While presenting Budget 2013-14 on Thursday, when finance minister P Chidambaram announced the move from the profit-sharing model to one of revenue-sharing for companies involved in oil and gas production, he merely dispelled the confusion that the government itself had created in the first place, said experts.
On Friday, companies and analysts scrutinised the new model, which will be applicable to all new exploration and producing (E&P) blocks.
There was near consensus: the new model, they said, will be “slightly” negative for E&P companies in the near term.
But, they hastened to add, the companies will likely benefit in the long run, after all, as revenue-sharing will reduce delays and overcome systemic bureaucracy.
However, the alternative model will not help in any way to attract foreign players who had been shying away from the Indian hydrocarbon sector for various reasons, said experts.
“The profit-sharing model is where all the confusion arises as it’s always linked to cost recovery. And this leads to involvement of the DGH (Directorate General of Hydrocarbons, the upstream regulator) and CAG (Comptroller and Auditor General, who has discretionary powers to audit performances of companies working with the government). We’ve seen this in the last one year and a half,” said an oil and gas veteran who had worked at Reliance and IndianOil.

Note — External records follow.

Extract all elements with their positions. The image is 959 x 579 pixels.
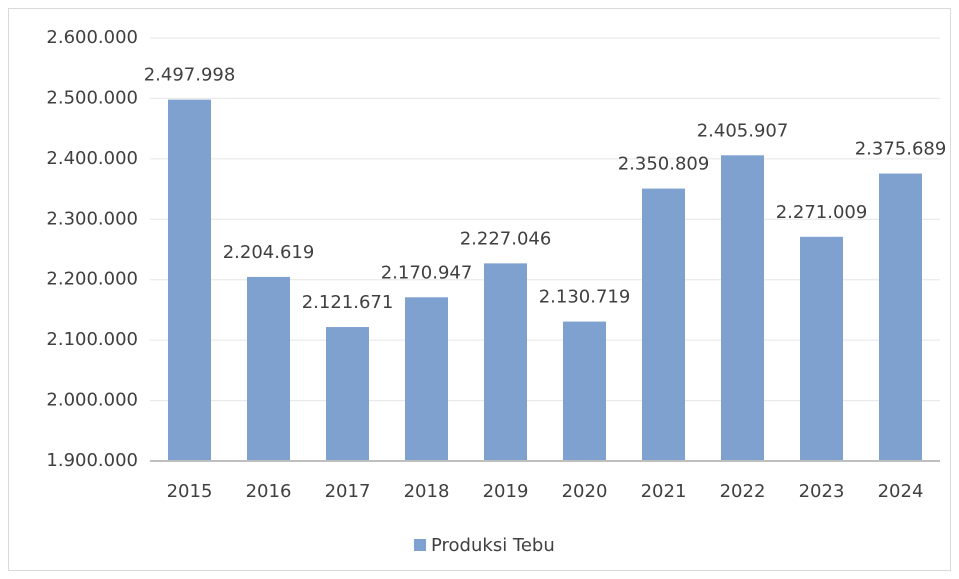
legend-swatch — [414, 539, 426, 551]
bar — [800, 236, 843, 461]
value-label: 2.204.619 — [223, 242, 315, 263]
x-tick-label: 2015 — [167, 481, 213, 502]
value-label: 2.350.809 — [618, 154, 710, 175]
y-tick-label: 2.000.000 — [46, 390, 138, 411]
x-tick-label: 2023 — [799, 481, 845, 502]
x-tick-label: 2020 — [562, 481, 608, 502]
y-tick-label: 2.200.000 — [46, 269, 138, 290]
value-label: 2.227.046 — [460, 228, 552, 249]
x-tick-label: 2016 — [246, 481, 292, 502]
y-tick-label: 2.400.000 — [46, 148, 138, 169]
x-tick-label: 2017 — [325, 481, 371, 502]
y-tick-label: 2.600.000 — [46, 27, 138, 48]
bar — [642, 188, 685, 461]
value-label: 2.375.689 — [855, 139, 947, 160]
value-label: 2.405.907 — [697, 120, 789, 141]
y-tick-label: 2.500.000 — [46, 87, 138, 108]
bar — [563, 321, 606, 461]
bar — [326, 327, 369, 461]
value-label: 2.271.009 — [776, 202, 868, 223]
value-label: 2.170.947 — [381, 262, 473, 283]
bar — [168, 99, 211, 461]
x-tick-label: 2018 — [404, 481, 450, 502]
bar — [484, 263, 527, 461]
x-tick-label: 2021 — [641, 481, 687, 502]
value-label: 2.121.671 — [302, 292, 394, 313]
value-label: 2.130.719 — [539, 287, 631, 308]
value-label: 2.497.998 — [144, 65, 236, 86]
bar — [405, 297, 448, 461]
bar — [247, 276, 290, 461]
y-tick-label: 2.300.000 — [46, 208, 138, 229]
bar — [721, 155, 764, 461]
chart-border — [8, 8, 951, 571]
legend-label: Produksi Tebu — [431, 535, 555, 556]
x-tick-label: 2019 — [483, 481, 529, 502]
x-tick-label: 2022 — [720, 481, 766, 502]
y-tick-label: 1.900.000 — [46, 450, 138, 471]
x-tick-label: 2024 — [878, 481, 924, 502]
bar — [879, 173, 922, 462]
y-tick-label: 2.100.000 — [46, 329, 138, 350]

Gagan Dixit, senior analyst at brokerage Quant, said that under the profit-sharing model, the government allows companies to recover their cost of capital expenditure (capex) by 2.5 times, post which the latter have to share part of their profits with the government.
Cairn India’s Barmer oilfields in Rajasthan and Reliance Industries’s KG D6 are two of the many examples which share their profit with the government at approximately 50% and 20% respectively.
“In the profit-sharing model, the DGH has to get involved in approving the capex of a company and then make an estimate of how much of the profits will be shared with the government. And if there is a discrepancy in what is reported by the company and the DGH, the CAG would get involved,” said Dixit.
All this leads to bureaucratic delays and, sometimes, litigation, thereby hurting production in the long run, he said.
On the other hand, the revenue-sharing model is expected to be more transparent as there is always a discussion or debate on which costs to include or exclude, said Dixit.
Agreed Rahool Panandiker, principal at The Boston Consulting Group.“I feel companies would like this model, given that many cost-related issues have arisen in the recent past.”
In case of positive surges in price, government can “avail” of the windfall too, he said.